Diana Barnard: “The Fault in Our Stars, written by John Green (2012) and then made into a movie in 2014, is a beautiful story about two teenagers navigating life and love in the setting of cancer. The story explores the challenges of living with a life limiting illness - there is a healthy dose of humor as well as tears.”
“Tear Soup: A Recipe for Healing after Loss” (1999), is a lovely illustrated book that addresses the universal and deeply personal experience of grief. In words and pictures, it normalizes the process, explores hope, and shows us how to transform our sadness into healing. I've purchased and given this book to friends and patients of all ages and highly recommend it for your coffee table!”
Priscilla Baker: Julia Alvarez and Sabra Field’s poem/picture book, Where Do They Go? captures the mystery of what happens after death. Although found in the Children’s section of libraries and book stores, it is a reassuring book for all ages.
Kate Braestrup’s memoir, Here If You Need Me, is filled with stories, reflections and wisdom by a woman who became the first chaplain for the Maine Game Warden Service. She is “here” for families, wardens, and her own children as they face challenges and all the curve balls life throws our way.
Matt Wollam-Berens: “Here if You Need Me” gives a good description of end of life situations from a chaplain’s point of view, as well as that of first responders. While my experiences in a hospital, rehab, and nursing home situation are not as dramatic, the spiritual, emotional, and physical aspects to it are very similar. It’s the best book I’ve read about how chaplains deal with death and dying.”

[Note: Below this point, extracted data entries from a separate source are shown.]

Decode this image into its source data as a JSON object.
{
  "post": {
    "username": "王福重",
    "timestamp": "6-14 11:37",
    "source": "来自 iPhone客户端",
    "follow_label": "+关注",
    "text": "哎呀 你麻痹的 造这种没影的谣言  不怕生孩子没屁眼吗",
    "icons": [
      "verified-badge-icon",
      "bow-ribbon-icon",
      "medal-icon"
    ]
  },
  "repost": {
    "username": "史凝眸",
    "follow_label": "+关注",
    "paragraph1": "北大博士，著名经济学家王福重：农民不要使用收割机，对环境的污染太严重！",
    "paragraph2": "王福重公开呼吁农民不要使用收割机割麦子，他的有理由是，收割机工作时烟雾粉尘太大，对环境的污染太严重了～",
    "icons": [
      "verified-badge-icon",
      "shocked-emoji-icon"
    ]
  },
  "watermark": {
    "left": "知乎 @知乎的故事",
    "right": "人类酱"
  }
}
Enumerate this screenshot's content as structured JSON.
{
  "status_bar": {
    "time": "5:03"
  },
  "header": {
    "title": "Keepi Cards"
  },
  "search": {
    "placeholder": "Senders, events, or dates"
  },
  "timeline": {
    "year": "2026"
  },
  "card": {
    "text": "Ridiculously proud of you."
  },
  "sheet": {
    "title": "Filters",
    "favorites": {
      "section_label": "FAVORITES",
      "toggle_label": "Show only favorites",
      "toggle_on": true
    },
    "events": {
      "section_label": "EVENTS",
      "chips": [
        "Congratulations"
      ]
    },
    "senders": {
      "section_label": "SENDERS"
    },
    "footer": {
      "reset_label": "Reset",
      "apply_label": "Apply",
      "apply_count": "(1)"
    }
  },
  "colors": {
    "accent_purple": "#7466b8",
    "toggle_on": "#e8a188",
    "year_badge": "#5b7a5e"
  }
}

Maureen Conrad: Confessions of a Funeral Director, is a sometimes humorous and always thoughtful description of the life of a funeral director whose family has operated a funeral home for generations. Caleb Wilde writes honestly and openly about the good, the bad and things you never even thought to ask.”
Shirley Ryan: One Wave at a Time; A Story About Grief and Healing by Holly Thompson is a favorite. I first purchased this book for my 9-year-old grandson to help process his emotions after the death of his uncle; sadness, anger, fear, guilt or just flatness. This lyrical story and extraordinary illustrations are tools for anyone at any age to cope and heal from loss.
Permission to Mourn; A New Way to Do Grief by Tom Zuba is a comforting book. It is a poetic read, an easy read with a profound message of embracing the death, telling the stories, learning to live on and giving oneself permission to mourn.